The Nobel Prize committee have chosen Takaaki Kajita of Japan and Arthur B. McDonald of Canada as the 2015 recipients of the prize in physics for their discovery of the oscillation of neutrinos.

Perhaps the least obtrusive entity known to science, a neutrino is a subatomic particle with no electric charge. Coming into existence soon after the birth of the universe, neutrinos also are produced by high-energy collisions, such as those found in the nuclear reactions and particle accelerators. They are ubiquitous; at any given moment, trillions of neutrinos are streaming through your body at nearly the speed of light. 

First theorized in the 1930s, the neutrino is now thought to be the most abundant particle in the cosmos, after the photon, the particle that conveys light and other electromagnetic radiation. Like the photon, the neutrino was long thought to be massless, until Dr. Kajita and Dr. McDonald proved otherwise.

Scientists first began to suspect neutrinos might be up to something special in the late 1960s, when measurements of neutrinos coming from the sun came up short of mathematical expectations: up to two thirds of the ghostly particles seemed to be missing.

Using the Super-Kamiokande, a neutrino observatory deep inside a zinc mine in Japan, in 1998 Kajita and his colleagues discovered neutrinos streaming through the atmosphere were shifting "flavors." 

Around the same time, McDonald was leading a team in observing neutrinos from the sun at the Sudbury Neutrino Observatory in Canada, and came to a similar conclusion.
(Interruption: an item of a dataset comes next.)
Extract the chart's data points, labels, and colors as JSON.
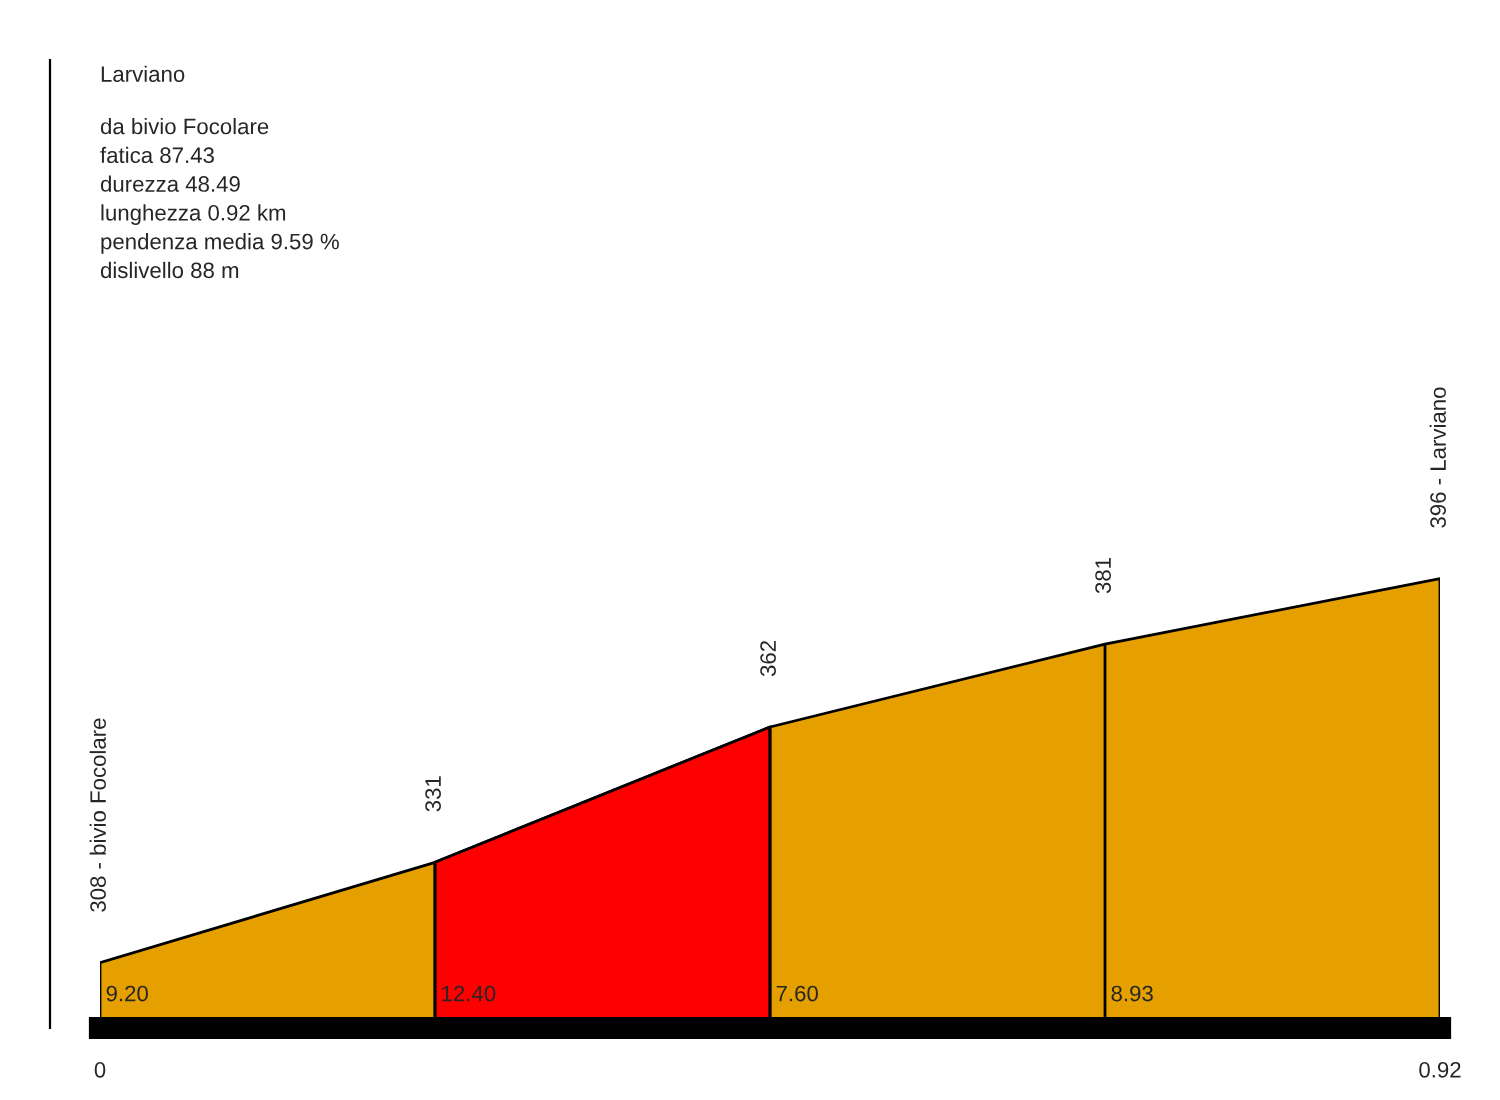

Rather than vanishing on their way to Earth, the neutrinos were changing to a new flavor that the solar neutrino detectors hadn't been looking out for.

It turns out that neutrinos can oscillate between three distinct flavors: electron, tau, and muon. And if neutrinos are able to change their flavors, they must have mass.

For particle physics this was a historic discovery,” read Tuesday's press release from the Nobel Committee. “As it requires neutrinos to be massless, the new observations had clearly showed that the Standard Model cannot be the complete theory of the fundamental constituents of the universe.”

Since acquiring its modern form in the 1970s, the Standard Model of particle physics has remained largely unchallenged, predicting, with astonishing accuracy, an array of subatomic phenomena. In 2013, François Englert and Peter Higgs won the Nobel Prize in physics for their confirmation of the existence of the Higgs boson, filling in a large gap in the Standard Model.

But this theoretical framework still cannot account for neutrino oscillation, suggesting that the Standard Model will at some point need to be revised.

“Now the experiments continue and intense activity is underway worldwide in order to capture neutrinos and examine their properties,” the Nobel committee concluded. “New discoveries about their deepest secrets are expected to change our current understanding of the history, structure, and future fate of the universe.”